La mise en œuvre de ces diverses orientations nécessite de la part de l'État, je ne l'oublie pas, la publication rapide de plusieurs textes réglementaires, par exemple des décrets concernant le comité économique et les conventions, et de celui qui actualisera les critères d'admission au remboursement des spécialités pharmaceutiques.
Elle suppose aussi la conclusion d'un nouvel accord-cadre avec l'industrie pharmaceutique, dont la négociation est d'ores et déjà amorcée.
À l'évidence, les prochains mois seront ainsi très laborieux, les chantiers nombreux et complexes seront, j'en suis sûr, conduits à bonne fin.
Je compte pour cela sur le concours de tous les responsables lucides, c'est-à-dire sur chacune et chacun d'entre vous.
Vous le voyez : les objectifs à atteindre sont affichés, la route clairement tracée.

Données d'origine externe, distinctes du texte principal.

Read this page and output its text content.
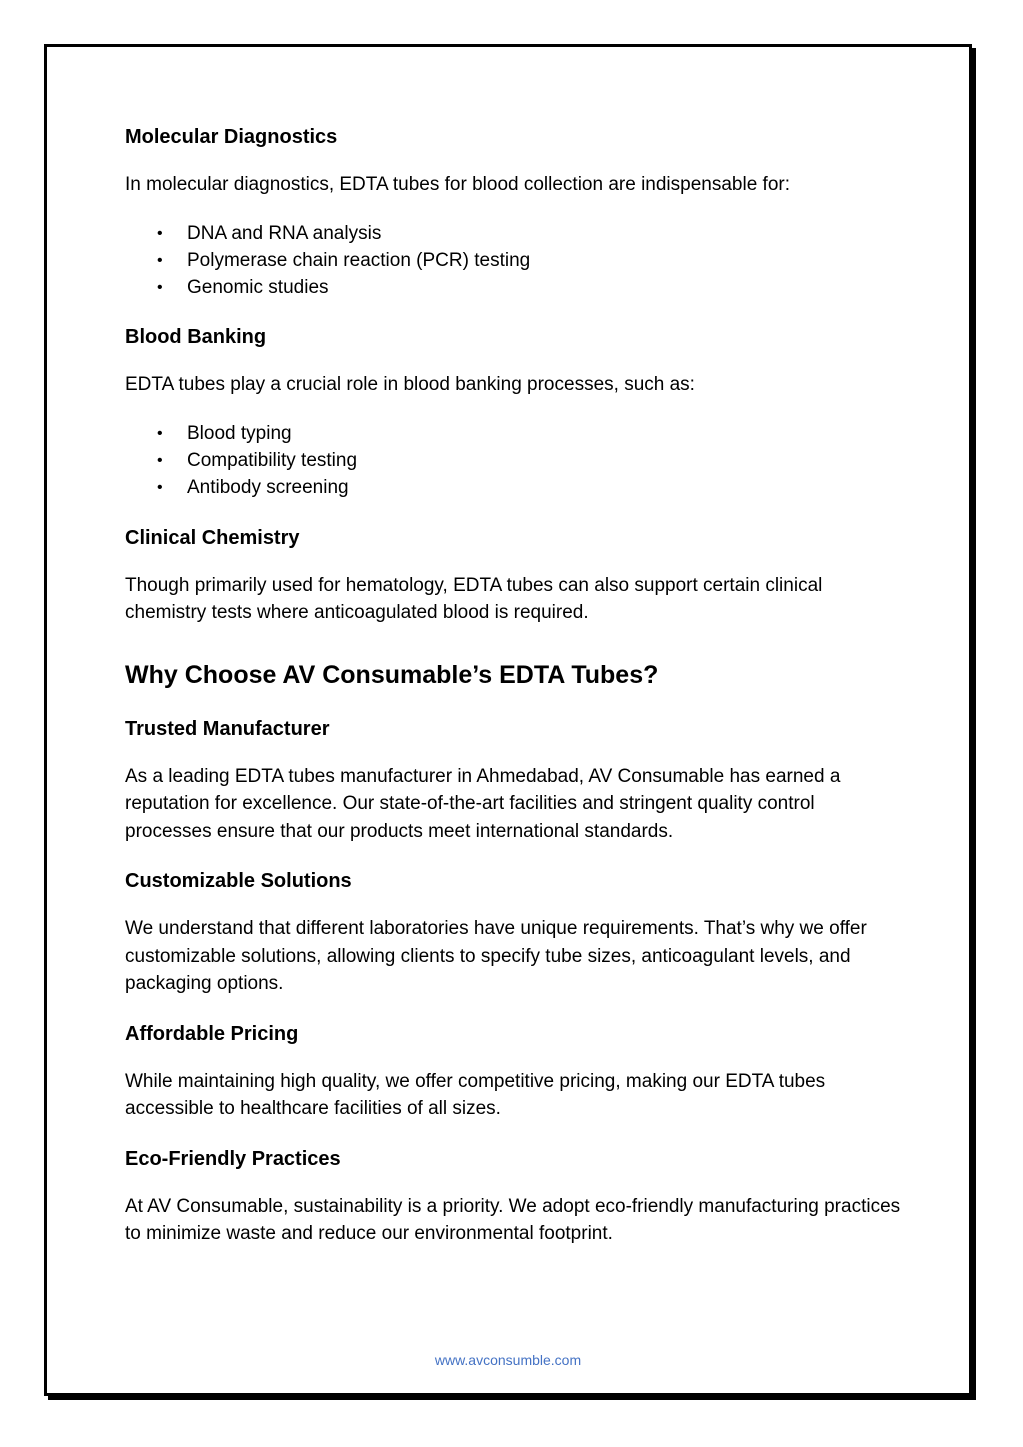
Molecular Diagnostics

In molecular diagnostics, EDTA tubes for blood collection are indispensable for:

• DNA and RNA analysis
• Polymerase chain reaction (PCR) testing
• Genomic studies
Blood Banking

EDTA tubes play a crucial role in blood banking processes, such as:

• Blood typing
• Compatibility testing
• Antibody screening
Clinical Chemistry

Though primarily used for hematology, EDTA tubes can also support certain clinical chemistry tests where anticoagulated blood is required.

Why Choose AV Consumable’s EDTA Tubes?
Trusted Manufacturer

As a leading EDTA tubes manufacturer in Ahmedabad, AV Consumable has earned a reputation for excellence. Our state-of-the-art facilities and stringent quality control processes ensure that our products meet international standards.

Customizable Solutions

We understand that different laboratories have unique requirements. That’s why we offer customizable solutions, allowing clients to specify tube sizes, anticoagulant levels, and packaging options.

Affordable Pricing

While maintaining high quality, we offer competitive pricing, making our EDTA tubes accessible to healthcare facilities of all sizes.

Eco-Friendly Practices

At AV Consumable, sustainability is a priority. We adopt eco-friendly manufacturing practices to minimize waste and reduce our environmental footprint.

www.avconsumble.com
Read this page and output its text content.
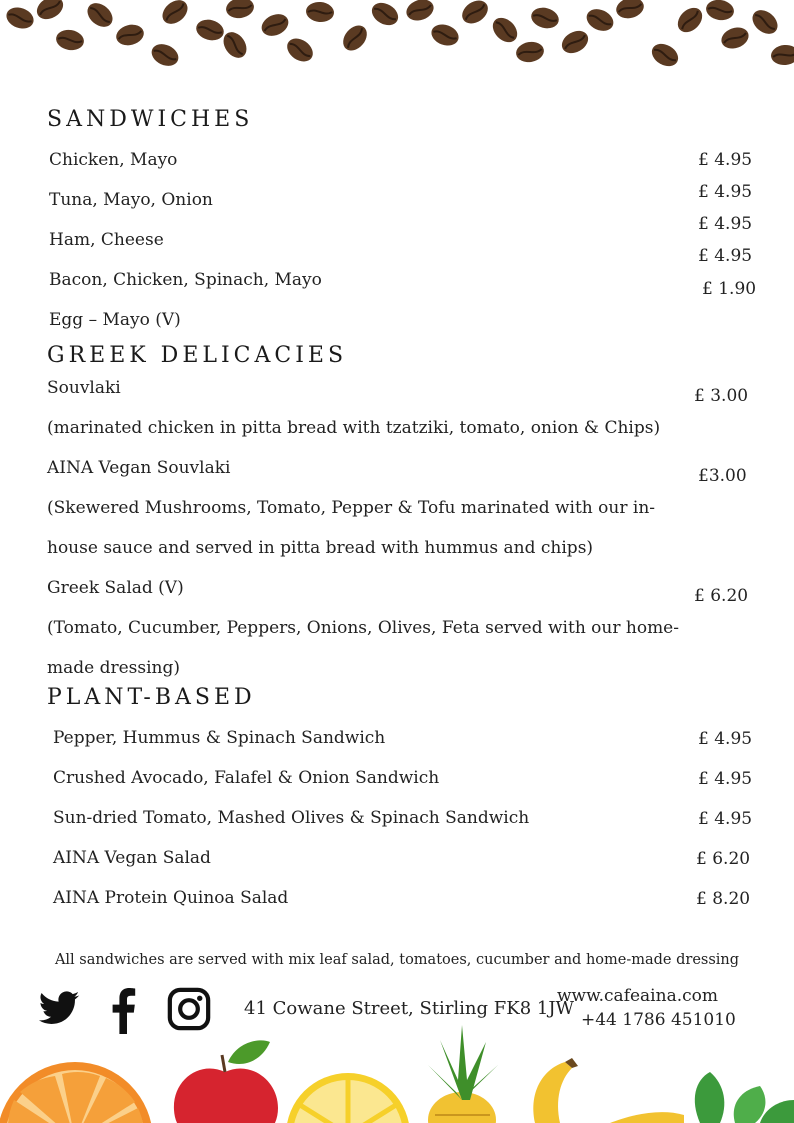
SANDWICHES
Chicken, Mayo
Tuna, Mayo, Onion
Ham, Cheese
Bacon, Chicken, Spinach, Mayo
Egg – Mayo (V)
£ 4.95
£ 4.95
£ 4.95
£ 4.95
£ 1.90
GREEK DELICACIES
Souvlaki
(marinated chicken in pitta bread with tzatziki, tomato, onion & Chips)
£ 3.00
AINA Vegan Souvlaki
(Skewered Mushrooms, Tomato, Pepper & Tofu marinated with our in-
house sauce and served in pitta bread with hummus and chips)
£3.00
Greek Salad (V)
(Tomato, Cucumber, Peppers, Onions, Olives, Feta served with our home-
made dressing)
£ 6.20
PLANT-BASED
Pepper, Hummus & Spinach Sandwich
Crushed Avocado, Falafel & Onion Sandwich
Sun-dried Tomato, Mashed Olives & Spinach Sandwich
AINA Vegan Salad
AINA Protein Quinoa Salad
£ 4.95
£ 4.95
£ 4.95
£ 6.20
£ 8.20
All sandwiches are served with mix leaf salad, tomatoes, cucumber and home-made dressing
41 Cowane Street, Stirling FK8 1JW
www.cafeaina.com
+44 1786 451010
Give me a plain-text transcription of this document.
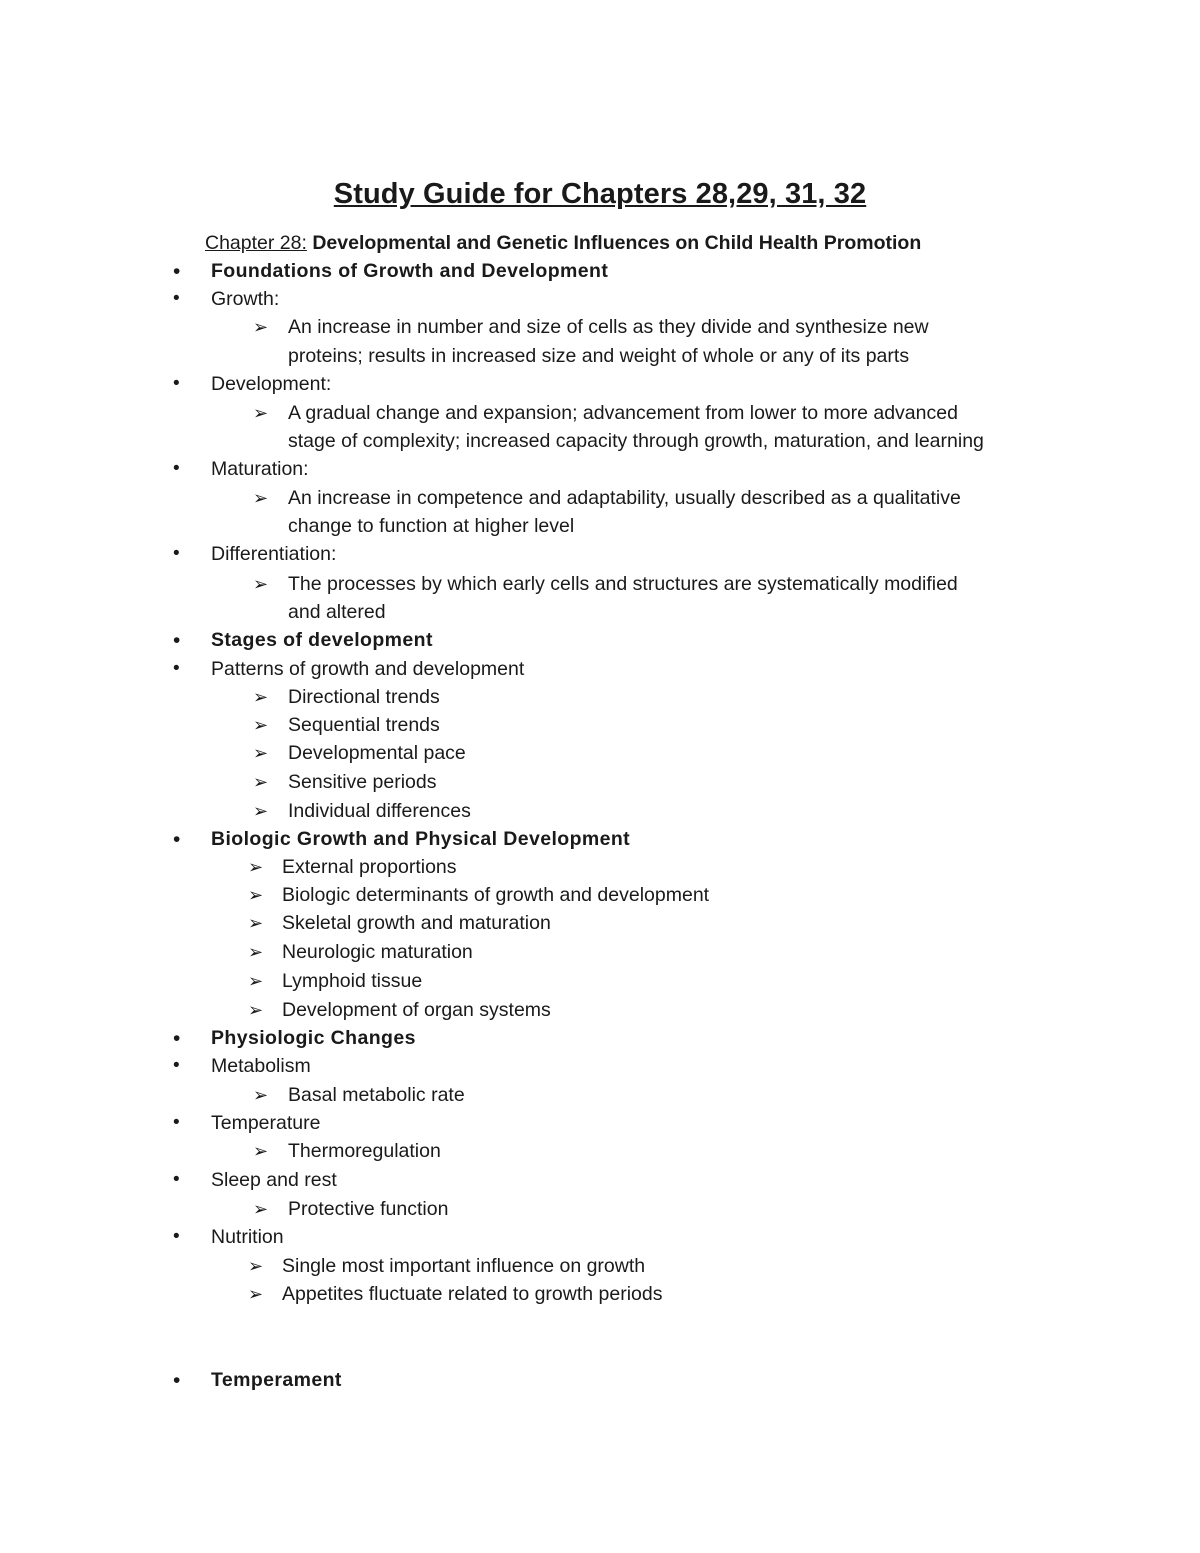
Study Guide for Chapters 28,29, 31, 32
Chapter 28: Developmental and Genetic Influences on Child Health Promotion
• Foundations of Growth and Development
• Growth:
➢ An increase in number and size of cells as they divide and synthesize new
proteins; results in increased size and weight of whole or any of its parts
• Development:
➢ A gradual change and expansion; advancement from lower to more advanced
stage of complexity; increased capacity through growth, maturation, and learning
• Maturation:
➢ An increase in competence and adaptability, usually described as a qualitative
change to function at higher level
• Differentiation:
➢ The processes by which early cells and structures are systematically modified
and altered
• Stages of development
• Patterns of growth and development
➢ Directional trends
➢ Sequential trends
➢ Developmental pace
➢ Sensitive periods
➢ Individual differences
• Biologic Growth and Physical Development
➢ External proportions
➢ Biologic determinants of growth and development
➢ Skeletal growth and maturation
➢ Neurologic maturation
➢ Lymphoid tissue
➢ Development of organ systems
• Physiologic Changes
• Metabolism
➢ Basal metabolic rate
• Temperature
➢ Thermoregulation
• Sleep and rest
➢ Protective function
• Nutrition
➢ Single most important influence on growth
➢ Appetites fluctuate related to growth periods
• Temperament
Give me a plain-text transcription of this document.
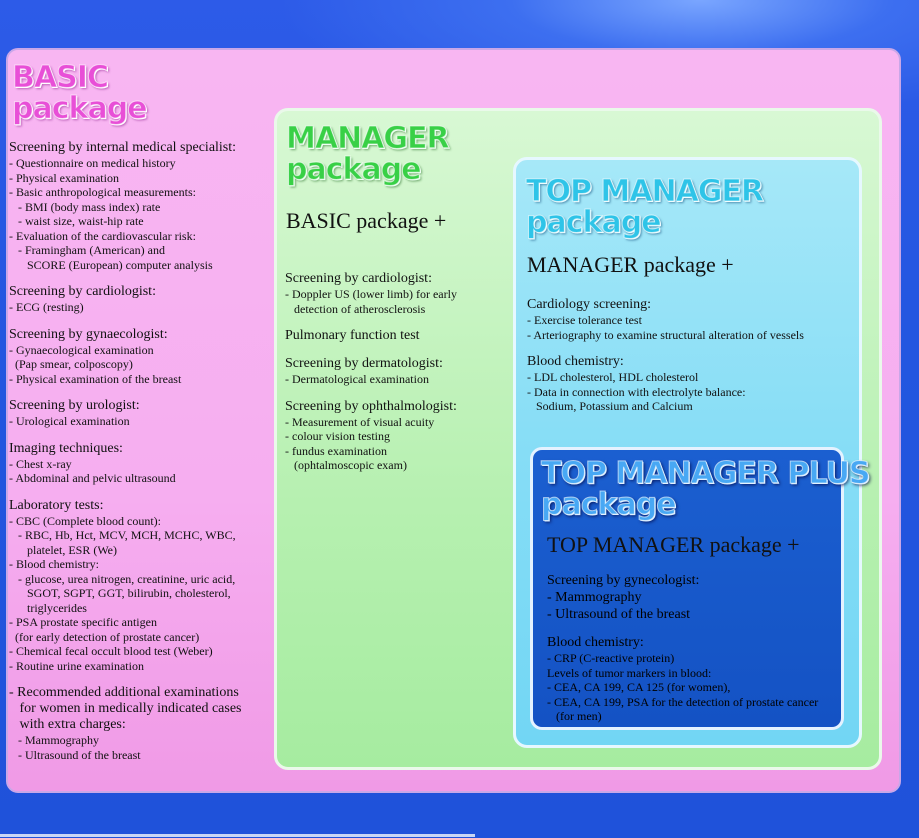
BASIC
package
MANAGER
package
TOP MANAGER
package
TOP MANAGER PLUS
package

BASIC package +

MANAGER package +

TOP MANAGER package +

Screening by internal medical specialist:
- Questionnaire on medical history
- Physical examination
- Basic anthropological measurements:
- BMI (body mass index) rate
- waist size, waist-hip rate
- Evaluation of the cardiovascular risk:
- Framingham (American) and
SCORE (European) computer analysis
Screening by cardiologist:
- ECG (resting)
Screening by gynaecologist:
- Gynaecological examination
(Pap smear, colposcopy)
- Physical examination of the breast
Screening by urologist:
- Urological examination
Imaging techniques:
- Chest x-ray
- Abdominal and pelvic ultrasound
Laboratory tests:
- CBC (Complete blood count):
- RBC, Hb, Hct, MCV, MCH, MCHC, WBC,
platelet, ESR (We)
- Blood chemistry:
- glucose, urea nitrogen, creatinine, uric acid,
SGOT, SGPT, GGT, bilirubin, cholesterol,
triglycerides
- PSA prostate specific antigen
(for early detection of prostate cancer)
- Chemical fecal occult blood test (Weber)
- Routine urine examination
- Recommended additional examinations
for women in medically indicated cases
with extra charges:
- Mammography
- Ultrasound of the breast
Screening by cardiologist:
- Doppler US (lower limb) for early
detection of atherosclerosis
Pulmonary function test
Screening by dermatologist:
- Dermatological examination
Screening by ophthalmologist:
- Measurement of visual acuity
- colour vision testing
- fundus examination
(ophtalmoscopic exam)
Cardiology screening:
- Exercise tolerance test
- Arteriography to examine structural alteration of vessels
Blood chemistry:
- LDL cholesterol, HDL cholesterol
- Data in connection with electrolyte balance:
Sodium, Potassium and Calcium
Screening by gynecologist:
- Mammography
- Ultrasound of the breast
Blood chemistry:
- CRP (C-reactive protein)
Levels of tumor markers in blood:
- CEA, CA 199, CA 125 (for women),
- CEA, CA 199, PSA for the detection of prostate cancer
(for men)
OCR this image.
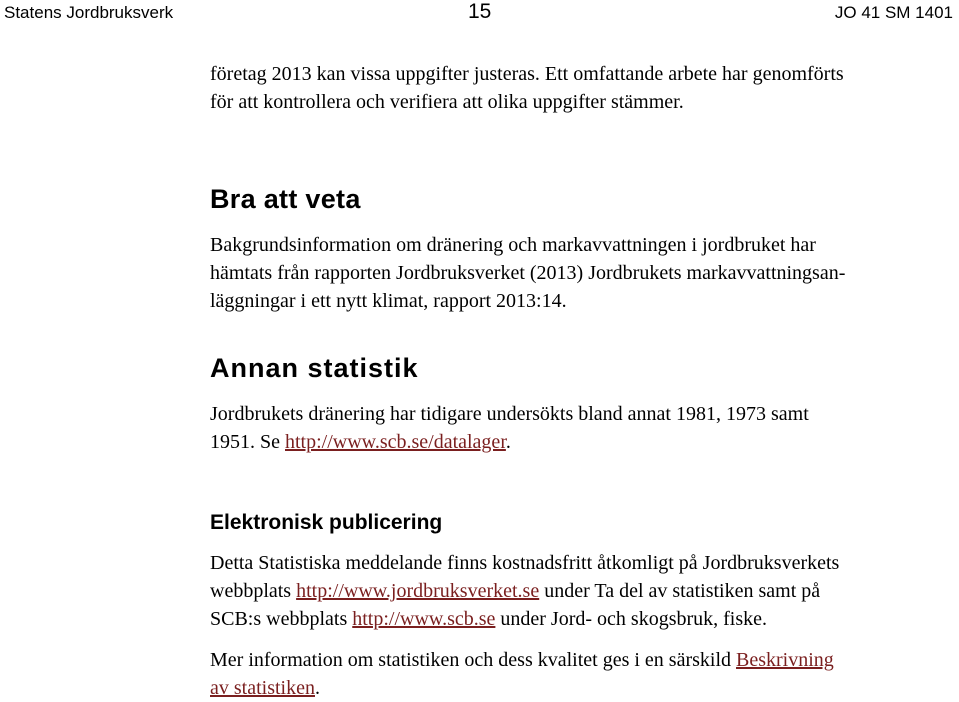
Statens Jordbruksverk	15	JO 41 SM 1401

företag 2013 kan vissa uppgifter justeras. Ett omfattande arbete har genomförts

för att kontrollera och verifiera att olika uppgifter stämmer.

Bra att veta
Bakgrundsinformation om dränering och markavvattningen i jordbruket har
hämtats från rapporten Jordbruksverket (2013) Jordbrukets markavvattningsan-
läggningar i ett nytt klimat, rapport 2013:14.
Annan statistik
Jordbrukets dränering har tidigare undersökts bland annat 1981, 1973 samt
1951. Se http://www.scb.se/datalager.
Elektronisk publicering
Detta Statistiska meddelande finns kostnadsfritt åtkomligt på Jordbruksverkets
webbplats http://www.jordbruksverket.se under Ta del av statistiken samt på
SCB:s webbplats http://www.scb.se under Jord- och skogsbruk, fiske.
Mer information om statistiken och dess kvalitet ges i en särskild Beskrivning
av statistiken.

Dans le strict respect. bien sûr, des règles de l'Union européenne, le gouvernement, privilégiant les considérations de long terme, apportera avec ténacité à l'industrie pharmaceutique française une aide résolue mais exigeante et rigoureuse.
Pour finir, je voudrais saluer le travail que vous accomplissez chaque jour, par lequel le médicament voit le jour, est produit, distribué, et qui, par le truchement de notre système de santé et d'assurance maladie, permet de soigner nos concitoyens, autant de miracles quotidiens auxquels nous nous habituons, mais auxquels je demeure sensible, et qui fait tout l'honneur de votre métier.
Je vous remercie de votre attention.